The uniform sales act states certain definite rules for determining the intention of the parties as to the vesting of title. These rules are controlling unless a different intention is indicated somewhere in the contract and the attendant circumstances. Our examination of the contract fails to disclose a different intention. We are therefore of the opinion that the circuit judge was right in his conclusion that the title to the logs in question was not to vest in the plaintiff until they were delivered in its booms at the mouth of the river.
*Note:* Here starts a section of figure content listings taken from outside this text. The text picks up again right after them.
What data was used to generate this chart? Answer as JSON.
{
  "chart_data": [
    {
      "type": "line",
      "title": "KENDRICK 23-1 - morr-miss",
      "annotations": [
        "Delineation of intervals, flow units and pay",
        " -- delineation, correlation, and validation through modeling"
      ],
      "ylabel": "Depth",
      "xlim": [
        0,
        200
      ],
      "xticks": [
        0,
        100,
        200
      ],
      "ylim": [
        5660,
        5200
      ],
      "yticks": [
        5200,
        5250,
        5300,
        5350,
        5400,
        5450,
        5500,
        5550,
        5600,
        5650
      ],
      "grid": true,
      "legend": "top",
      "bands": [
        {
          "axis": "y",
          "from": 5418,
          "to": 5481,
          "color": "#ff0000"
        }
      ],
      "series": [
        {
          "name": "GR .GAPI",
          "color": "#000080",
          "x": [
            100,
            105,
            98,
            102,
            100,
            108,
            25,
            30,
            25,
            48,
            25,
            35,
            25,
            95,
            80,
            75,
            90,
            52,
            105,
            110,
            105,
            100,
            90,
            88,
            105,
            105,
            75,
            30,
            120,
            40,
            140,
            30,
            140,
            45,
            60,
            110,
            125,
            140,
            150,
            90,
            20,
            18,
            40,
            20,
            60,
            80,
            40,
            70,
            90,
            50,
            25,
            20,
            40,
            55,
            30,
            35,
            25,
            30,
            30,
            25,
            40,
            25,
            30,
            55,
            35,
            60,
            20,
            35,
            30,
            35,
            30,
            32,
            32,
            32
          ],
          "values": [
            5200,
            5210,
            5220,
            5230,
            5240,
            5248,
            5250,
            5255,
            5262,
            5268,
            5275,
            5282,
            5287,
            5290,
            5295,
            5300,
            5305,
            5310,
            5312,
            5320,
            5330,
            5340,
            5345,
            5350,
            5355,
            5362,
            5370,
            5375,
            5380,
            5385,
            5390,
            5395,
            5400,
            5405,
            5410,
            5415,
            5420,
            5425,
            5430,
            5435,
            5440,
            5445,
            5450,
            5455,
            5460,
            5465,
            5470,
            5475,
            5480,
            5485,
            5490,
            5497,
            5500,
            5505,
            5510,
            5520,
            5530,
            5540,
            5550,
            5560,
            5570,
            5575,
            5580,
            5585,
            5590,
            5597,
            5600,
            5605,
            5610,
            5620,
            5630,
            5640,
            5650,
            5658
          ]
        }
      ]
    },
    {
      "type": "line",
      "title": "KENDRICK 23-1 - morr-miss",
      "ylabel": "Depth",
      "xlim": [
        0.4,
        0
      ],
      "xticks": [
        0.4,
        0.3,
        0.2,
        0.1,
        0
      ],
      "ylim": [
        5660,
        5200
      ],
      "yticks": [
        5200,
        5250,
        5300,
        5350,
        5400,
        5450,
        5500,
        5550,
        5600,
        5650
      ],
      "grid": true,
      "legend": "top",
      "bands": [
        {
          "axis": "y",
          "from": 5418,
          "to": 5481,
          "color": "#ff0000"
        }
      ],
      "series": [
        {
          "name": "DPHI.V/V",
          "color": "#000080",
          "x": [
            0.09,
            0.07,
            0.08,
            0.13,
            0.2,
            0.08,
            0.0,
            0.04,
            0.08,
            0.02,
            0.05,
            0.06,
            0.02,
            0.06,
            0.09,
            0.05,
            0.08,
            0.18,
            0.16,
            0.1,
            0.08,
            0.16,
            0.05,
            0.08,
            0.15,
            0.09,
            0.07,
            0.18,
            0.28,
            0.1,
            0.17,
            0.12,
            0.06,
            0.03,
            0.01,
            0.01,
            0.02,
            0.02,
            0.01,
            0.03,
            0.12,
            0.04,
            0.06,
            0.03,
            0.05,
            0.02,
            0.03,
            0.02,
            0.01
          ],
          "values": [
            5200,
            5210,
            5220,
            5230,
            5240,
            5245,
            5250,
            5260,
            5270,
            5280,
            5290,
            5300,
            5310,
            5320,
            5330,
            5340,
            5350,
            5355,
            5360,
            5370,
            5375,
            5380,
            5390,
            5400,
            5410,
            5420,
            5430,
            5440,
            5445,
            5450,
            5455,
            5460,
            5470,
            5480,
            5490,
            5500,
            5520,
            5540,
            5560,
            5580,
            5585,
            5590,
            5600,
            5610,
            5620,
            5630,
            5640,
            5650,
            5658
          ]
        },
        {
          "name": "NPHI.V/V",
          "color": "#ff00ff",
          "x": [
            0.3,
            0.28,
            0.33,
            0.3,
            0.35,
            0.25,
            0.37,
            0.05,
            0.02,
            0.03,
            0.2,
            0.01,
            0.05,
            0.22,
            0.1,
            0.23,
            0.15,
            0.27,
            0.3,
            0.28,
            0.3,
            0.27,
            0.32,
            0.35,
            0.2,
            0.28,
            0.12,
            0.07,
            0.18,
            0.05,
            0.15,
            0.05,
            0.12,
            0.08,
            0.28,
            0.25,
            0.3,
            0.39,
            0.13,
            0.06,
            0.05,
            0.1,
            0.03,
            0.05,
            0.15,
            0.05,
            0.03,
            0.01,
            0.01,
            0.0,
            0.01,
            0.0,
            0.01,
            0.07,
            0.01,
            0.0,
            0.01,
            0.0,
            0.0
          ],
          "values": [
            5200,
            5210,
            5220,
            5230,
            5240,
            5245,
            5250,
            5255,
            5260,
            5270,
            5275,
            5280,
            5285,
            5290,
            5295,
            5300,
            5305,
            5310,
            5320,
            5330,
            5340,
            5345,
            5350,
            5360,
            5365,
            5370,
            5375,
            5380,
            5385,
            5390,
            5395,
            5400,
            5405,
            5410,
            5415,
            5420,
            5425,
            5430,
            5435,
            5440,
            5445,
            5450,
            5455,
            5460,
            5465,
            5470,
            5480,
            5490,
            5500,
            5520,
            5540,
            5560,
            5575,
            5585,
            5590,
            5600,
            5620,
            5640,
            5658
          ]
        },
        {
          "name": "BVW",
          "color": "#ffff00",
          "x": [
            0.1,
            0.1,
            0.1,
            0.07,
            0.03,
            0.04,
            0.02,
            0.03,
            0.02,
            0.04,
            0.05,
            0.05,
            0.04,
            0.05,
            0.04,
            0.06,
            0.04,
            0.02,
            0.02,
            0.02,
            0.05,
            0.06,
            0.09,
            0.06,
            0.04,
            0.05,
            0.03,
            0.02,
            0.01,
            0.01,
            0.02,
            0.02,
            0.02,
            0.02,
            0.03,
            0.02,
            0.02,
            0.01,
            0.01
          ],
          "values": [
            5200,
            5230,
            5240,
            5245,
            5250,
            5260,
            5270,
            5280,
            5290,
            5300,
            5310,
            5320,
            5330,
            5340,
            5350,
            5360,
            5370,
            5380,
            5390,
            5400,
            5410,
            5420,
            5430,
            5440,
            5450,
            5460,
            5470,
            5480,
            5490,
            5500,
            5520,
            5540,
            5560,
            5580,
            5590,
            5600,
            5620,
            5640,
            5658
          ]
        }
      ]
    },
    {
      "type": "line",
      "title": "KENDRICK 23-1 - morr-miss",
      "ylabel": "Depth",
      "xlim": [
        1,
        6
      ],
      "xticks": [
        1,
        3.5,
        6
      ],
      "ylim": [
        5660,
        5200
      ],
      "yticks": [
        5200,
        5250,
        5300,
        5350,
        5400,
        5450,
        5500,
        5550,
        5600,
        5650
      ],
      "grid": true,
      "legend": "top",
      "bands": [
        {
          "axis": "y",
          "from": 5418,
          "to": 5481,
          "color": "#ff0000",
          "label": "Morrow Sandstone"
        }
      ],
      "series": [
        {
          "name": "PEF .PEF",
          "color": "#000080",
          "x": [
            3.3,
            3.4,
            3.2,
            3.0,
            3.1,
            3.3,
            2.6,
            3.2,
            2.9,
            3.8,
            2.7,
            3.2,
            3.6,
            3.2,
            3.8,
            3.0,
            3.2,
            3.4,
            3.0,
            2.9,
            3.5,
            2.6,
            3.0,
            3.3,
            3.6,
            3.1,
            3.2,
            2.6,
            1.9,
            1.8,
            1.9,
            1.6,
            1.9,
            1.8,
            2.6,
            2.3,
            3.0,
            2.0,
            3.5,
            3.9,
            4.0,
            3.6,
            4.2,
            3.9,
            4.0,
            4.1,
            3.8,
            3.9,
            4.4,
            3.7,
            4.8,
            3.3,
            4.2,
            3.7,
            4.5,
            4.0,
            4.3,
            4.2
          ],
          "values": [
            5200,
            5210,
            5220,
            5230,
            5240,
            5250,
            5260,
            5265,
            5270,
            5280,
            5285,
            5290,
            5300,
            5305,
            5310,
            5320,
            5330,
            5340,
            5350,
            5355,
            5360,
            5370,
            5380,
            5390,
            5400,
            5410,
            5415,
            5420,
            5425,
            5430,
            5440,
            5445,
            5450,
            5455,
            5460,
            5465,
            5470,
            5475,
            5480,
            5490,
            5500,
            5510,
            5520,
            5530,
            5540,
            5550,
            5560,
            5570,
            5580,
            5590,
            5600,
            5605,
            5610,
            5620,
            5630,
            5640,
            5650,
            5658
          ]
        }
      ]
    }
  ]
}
As they were attached by the defendant while they were decked on skids on the bank of the river, it follows that the plaintiff did not have the title and right to possession at the time the suit was instituted. *690
It is further urged that the court erred in rendering the judgment which was entered for the defendant.
The court found as a conclusion of law that:
"The defendant has a special property or lien upon the replevined property, by virtue of the levy of attachment and subsequent judgment, in the sum of $4,710.28, with interest at 5 per cent. per annum from April 18, 1922, and having waived return of the goods, is entitled to a judgment for the amount of such lien."
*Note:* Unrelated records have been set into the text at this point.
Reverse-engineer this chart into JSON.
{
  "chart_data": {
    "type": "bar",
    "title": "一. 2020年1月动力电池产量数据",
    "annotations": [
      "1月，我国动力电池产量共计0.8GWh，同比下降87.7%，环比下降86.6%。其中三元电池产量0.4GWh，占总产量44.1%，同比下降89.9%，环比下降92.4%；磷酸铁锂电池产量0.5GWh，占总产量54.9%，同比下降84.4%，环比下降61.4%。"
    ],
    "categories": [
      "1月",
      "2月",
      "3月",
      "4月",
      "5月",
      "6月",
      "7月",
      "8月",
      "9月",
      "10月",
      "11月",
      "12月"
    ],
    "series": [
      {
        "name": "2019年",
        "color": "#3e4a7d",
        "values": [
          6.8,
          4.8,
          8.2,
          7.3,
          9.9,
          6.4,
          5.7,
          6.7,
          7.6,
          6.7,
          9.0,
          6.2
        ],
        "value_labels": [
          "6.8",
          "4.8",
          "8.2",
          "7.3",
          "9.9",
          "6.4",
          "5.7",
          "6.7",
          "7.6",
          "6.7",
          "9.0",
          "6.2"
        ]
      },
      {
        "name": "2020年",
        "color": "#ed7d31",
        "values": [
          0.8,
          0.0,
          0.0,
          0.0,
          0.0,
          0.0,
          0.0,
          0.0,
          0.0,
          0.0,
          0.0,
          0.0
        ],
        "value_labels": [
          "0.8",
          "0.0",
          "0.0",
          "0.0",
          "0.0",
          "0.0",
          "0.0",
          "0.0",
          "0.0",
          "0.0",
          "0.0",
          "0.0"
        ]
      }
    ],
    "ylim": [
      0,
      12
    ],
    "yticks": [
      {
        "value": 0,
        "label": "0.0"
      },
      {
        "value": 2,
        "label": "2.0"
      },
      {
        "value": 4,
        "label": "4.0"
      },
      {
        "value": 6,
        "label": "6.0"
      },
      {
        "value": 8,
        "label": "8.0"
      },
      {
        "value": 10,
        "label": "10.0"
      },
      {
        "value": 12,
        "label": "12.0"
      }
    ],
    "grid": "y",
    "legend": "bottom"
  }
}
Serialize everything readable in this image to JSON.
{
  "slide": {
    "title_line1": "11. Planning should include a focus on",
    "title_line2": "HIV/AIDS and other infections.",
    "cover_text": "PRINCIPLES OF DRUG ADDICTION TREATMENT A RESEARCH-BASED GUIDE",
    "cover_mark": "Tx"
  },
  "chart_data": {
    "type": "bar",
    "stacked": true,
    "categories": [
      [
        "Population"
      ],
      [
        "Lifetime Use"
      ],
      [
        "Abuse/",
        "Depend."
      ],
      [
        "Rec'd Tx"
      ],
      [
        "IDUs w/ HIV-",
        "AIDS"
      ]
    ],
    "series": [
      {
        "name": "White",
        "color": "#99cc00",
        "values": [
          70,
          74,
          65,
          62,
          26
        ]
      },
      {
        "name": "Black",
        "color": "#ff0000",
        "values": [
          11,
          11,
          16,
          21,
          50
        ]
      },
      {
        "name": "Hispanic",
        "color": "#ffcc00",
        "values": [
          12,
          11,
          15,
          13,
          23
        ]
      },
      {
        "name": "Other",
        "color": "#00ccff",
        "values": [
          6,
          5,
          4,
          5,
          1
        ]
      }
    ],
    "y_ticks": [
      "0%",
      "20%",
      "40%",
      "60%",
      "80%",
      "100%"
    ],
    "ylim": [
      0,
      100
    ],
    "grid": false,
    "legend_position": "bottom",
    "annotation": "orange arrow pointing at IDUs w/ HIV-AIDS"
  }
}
The plaintiff's objection to the judgment entered is that there was no evidence to support the finding as to the amount of the lien and no finding as to the value of the property, and that, therefore, there was no basis upon which a personal judgment could be entered against the plaintiff.
The finding as to defendant's lien is supported by the stipulated facts, and the judgment entered therefor is authorized by section 13104, 3 Comp. Laws 1915. We do not agree with counsel for the plaintiff that the only judgment which the court could enter was for a return of the goods or for their value. The plaintiff was found to have no title to the property or right to possession. It was not necessary for the court to determine the interests of others, who are not parties to the suit. The plaintiff is affected only by the amount of defendant's damages. As to the value of the property, it is sufficient if it appears from the evidence that it was worth the amount of the defendant's lien. The plaintiff says that there was no evidence of value. In his findings of the facts, the circuit judge found that, "the stipulation of facts, agreed upon by counsel and filed, including all exhibits attached thereto, and the files and records of the cause, are found in the facts." The appraisal of the property was put in evidence by the stipulation. The court found the value to be as stated in the appraisal but did not state the amount. Counsel did not propose *691 an amendment to secure a more definite finding. The value was not contested. It was in substance stipulated that for the purposes of this suit the value was as stated in the appraisal. It is pointed out that the appraisal shows a value of $16,000, and counsel for the plaintiff do not claim that it was any less in amount. The court might have more specifically stated the value, but he made as a part of his findings the appraisal in which it was specifically stated. It thus appears that he had before him evidence upon which to base a judgment for the entire amount of the defendant's lien.
We find no error in the record. The judgment is affirmed, with costs to the defendant.
CLARK, C.J., and BIRD, SHARPE, MOORE, STEERE, FELLOWS, and WIEST, JJ., concurred.